A Brother's Price
creaked open; the chamber beyond was musty from disuse. “The dressing room doors give you time to get here and shut this door after you. There’s a lamp here with a box of matches.” She grimaced as the cobwebs on the lamp clung to her hand when she set the glass chimney aside. “Don’t waste time lighting them until you’ve got the door barred solid. There’s a light well here, so during the day you’ll see even with the door closed and locked.”
He nodded, so solemn. Locks of hair were escaping his braid, spilling onto his face, and he brushed them back absently. Distracted by him, she dropped the matchbox after lighting the lamp.
“Oops!” She bent down, lantern in hand, to scan the floor for the box. It sat on a pile of burned discards. She frowned at the blackened matchsticks, picked up the matchbox, and glanced into it. Five lone matches rattled about the box, while their spent sisters lay on the floor, covered with dust. The lamp, she noticed now, was almost empty too, the chimney black with soot, the wick badly trimmed.
She, Halley, and Odelia had been shown the bolt-hole shortly before her father’s death. Eldest made them spend the day taking care of the secret route—a rite of passage, Eldest called it. Together, they secretly cleared the outside door, swept the floor clean, counted the crowns in the emergency purse, and replaced the unused matches and lamp with new. Trini would have been the next to do maintenance on the passage, but by the time she turned sixteen. Keifer was dead.
There had been no attacks on the palace. No attempted kidnappings. The lamp should be clean and full. The matches unused.
Keifer had used the bolt-hole.
Cursing, barely aware of Jerin now, she hurried down the secret passageway. A straight shot back, down a tight flight of stairs, and through a series of sharp turns, she hit the end.
The door was bolted, but dropping down with the lamp, she could read old evidence of a betrayal that went beyond words. Tracked in from a muddy garden, dusted now with six years of disuse, footprints of various sizes led in toward the sanctity of the husband quarters.
“Oh. Gods, how could he have done this?” she moaned, sick, sick. She fumbled with the door, stumbled out. and threw up in the sweet, sharp profusion of roses. Jerin followed her out, held her head as she was sick.

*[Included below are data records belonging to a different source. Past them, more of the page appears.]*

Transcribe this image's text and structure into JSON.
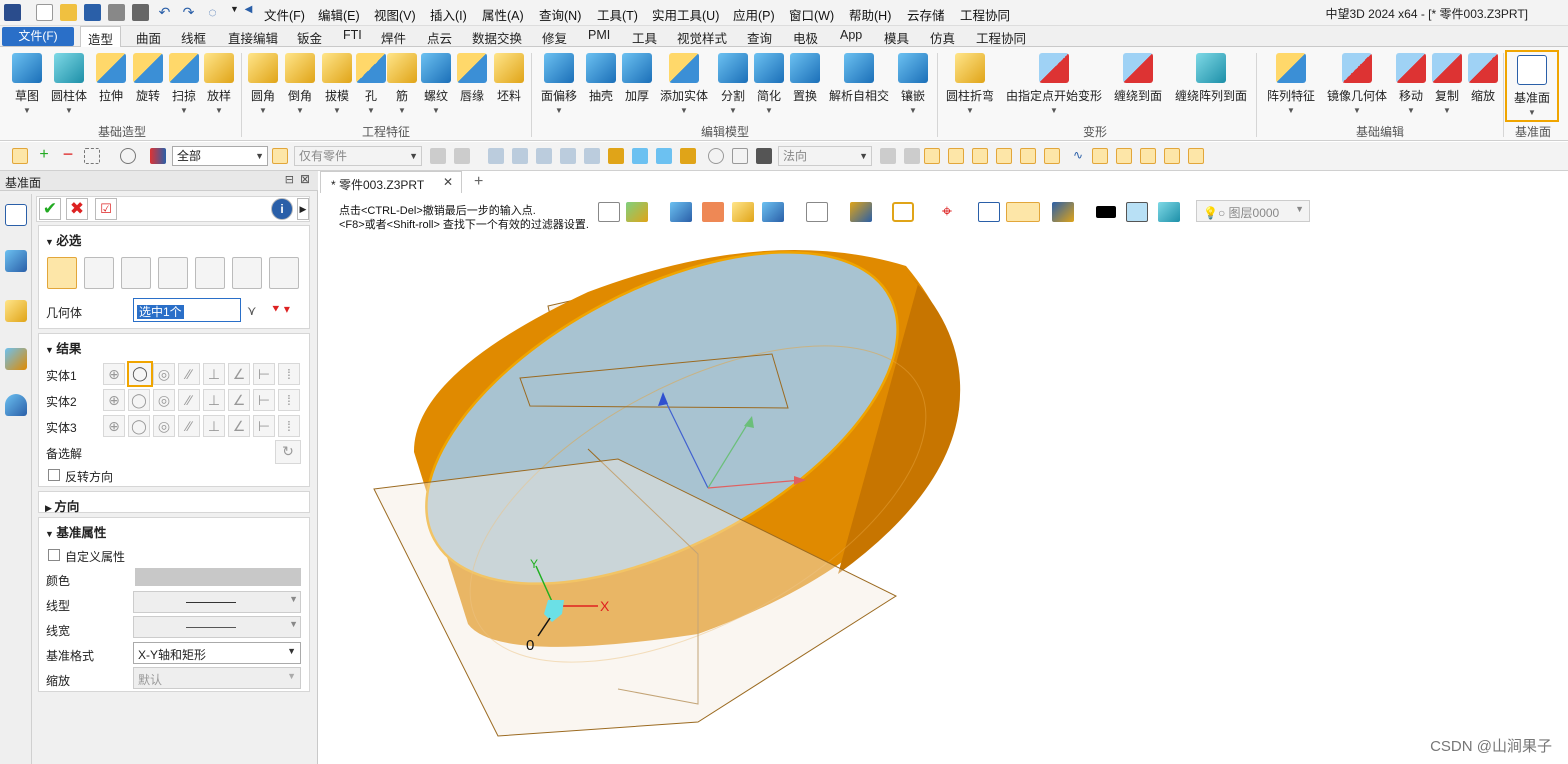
{
  "app": {
    "window_title": "中望3D 2024 x64 - [* 零件003.Z3PRT]"
  },
  "menu": [
    "文件(F)",
    "编辑(E)",
    "视图(V)",
    "插入(I)",
    "属性(A)",
    "查询(N)",
    "工具(T)",
    "实用工具(U)",
    "应用(P)",
    "窗口(W)",
    "帮助(H)",
    "云存储",
    "工程协同"
  ],
  "tabs": {
    "file": "文件(F)",
    "items": [
      "造型",
      "曲面",
      "线框",
      "直接编辑",
      "钣金",
      "FTI",
      "焊件",
      "点云",
      "数据交换",
      "修复",
      "PMI",
      "工具",
      "视觉样式",
      "查询",
      "电极",
      "App",
      "模具",
      "仿真",
      "工程协同"
    ]
  },
  "ribbon": {
    "buttons": [
      "草图",
      "圆柱体",
      "拉伸",
      "旋转",
      "扫掠",
      "放样",
      "圆角",
      "倒角",
      "拔模",
      "孔",
      "筋",
      "螺纹",
      "唇缘",
      "坯料",
      "面偏移",
      "抽壳",
      "加厚",
      "添加实体",
      "分割",
      "简化",
      "置换",
      "解析自相交",
      "镶嵌",
      "圆柱折弯",
      "由指定点开始变形",
      "缠绕到面",
      "缠绕阵列到面",
      "阵列特征",
      "镜像几何体",
      "移动",
      "复制",
      "缩放",
      "基准面"
    ],
    "groups": [
      "基础造型",
      "工程特征",
      "编辑模型",
      "变形",
      "基础编辑",
      "基准面"
    ]
  },
  "toolbar2": {
    "filter_all": "全部",
    "only_parts": "仅有零件",
    "normal": "法向"
  },
  "panel": {
    "title": "基准面",
    "required": "必选",
    "geometry_label": "几何体",
    "geometry_value": "选中1个",
    "result": "结果",
    "solids": [
      "实体1",
      "实体2",
      "实体3"
    ],
    "alternatives": "备选解",
    "reverse": "反转方向",
    "direction": "方向",
    "datum_props": "基准属性",
    "custom_props": "自定义属性",
    "color": "颜色",
    "linetype": "线型",
    "linewidth": "线宽",
    "datum_format_label": "基准格式",
    "datum_format_value": "X-Y轴和矩形",
    "scale_label": "缩放",
    "scale_value": "默认"
  },
  "document": {
    "tab": "* 零件003.Z3PRT"
  },
  "viewport": {
    "hint1": "点击<CTRL-Del>撤销最后一步的输入点.",
    "hint2": "<F8>或者<Shift-roll> 查找下一个有效的过滤器设置.",
    "layer": "图层0000",
    "axis_x": "X",
    "axis_y": "Y",
    "origin": "0",
    "watermark": "CSDN @山涧果子"
  },
  "colors": {
    "accent": "#2a6fc8",
    "highlight": "#f0a500",
    "solid": "#e08a00",
    "top_face": "#a8c3d1"
  }
}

“What is it? What’s wrong?”
“Keifer! Gods damn the crib bait slut! He was bringing women into our husbands’ quarters! Oh, gods, night after night, he turned us out, refusing us sexual services while he was whoring himself with someone else.”
“Who?”
“I don’t know.” She thought of all the spent match-sticks, far outnumbering the number normally found in a box of that size. “Perhaps half the guard by the count I can figure.”
He nodded, then glanced about the garden. “We should go in, before we give away the door.”
The door is given away , she almost snapped, but swallowed it. He was right. She followed him back inside and bolted the exit carefully shut. Jerin was silent the whole trip back. It wasn’t until they were in the dressing room that she realized he was holding something back from her.
“What is it?”
He refused to look at her. “Ren, you were with Keifer, weren’t you?”
“Yes.” She was puzzled.
“Odelia too?”
“Yes.”
He whispered so softly, she almost didn’t hear him. “Ren, you two should be checked, before the marriage, so if Keifer passed—if Keifer had—who knows if his lovers were clean? We should be sure. For the youn-gest’s sake, for Lylia’s sake, we should be sure.”
“Ren! What’s wrong?” Queen Mother Elder asked as Ren stumbled into her room and collapsed into the chair before the fire.
“Keifer betrayed us.” Ren gazed numbly at the fire. Had Keifer died instantly in the explosion, or had he been pinned and burned alive? “When he was refusing Eldest and others services, he was servicing strangers he brought in through the bolt-hole. Jerin—Jerin thinks it would be wise if Odelia and I were checked, since we can’t be sure we’re clean.”
“Oh, dear gods in the heavens,” Mother Elder whispered.
“Halley will have to be checked, if we ever run her to earth. And Trini—sweet Mothers—he could have infected her too.” She pressed a trembling hand to her eyes as she realized the true depth of the danger. “I don’t know about these diseases. Mother, how intimate you need to be to pass them.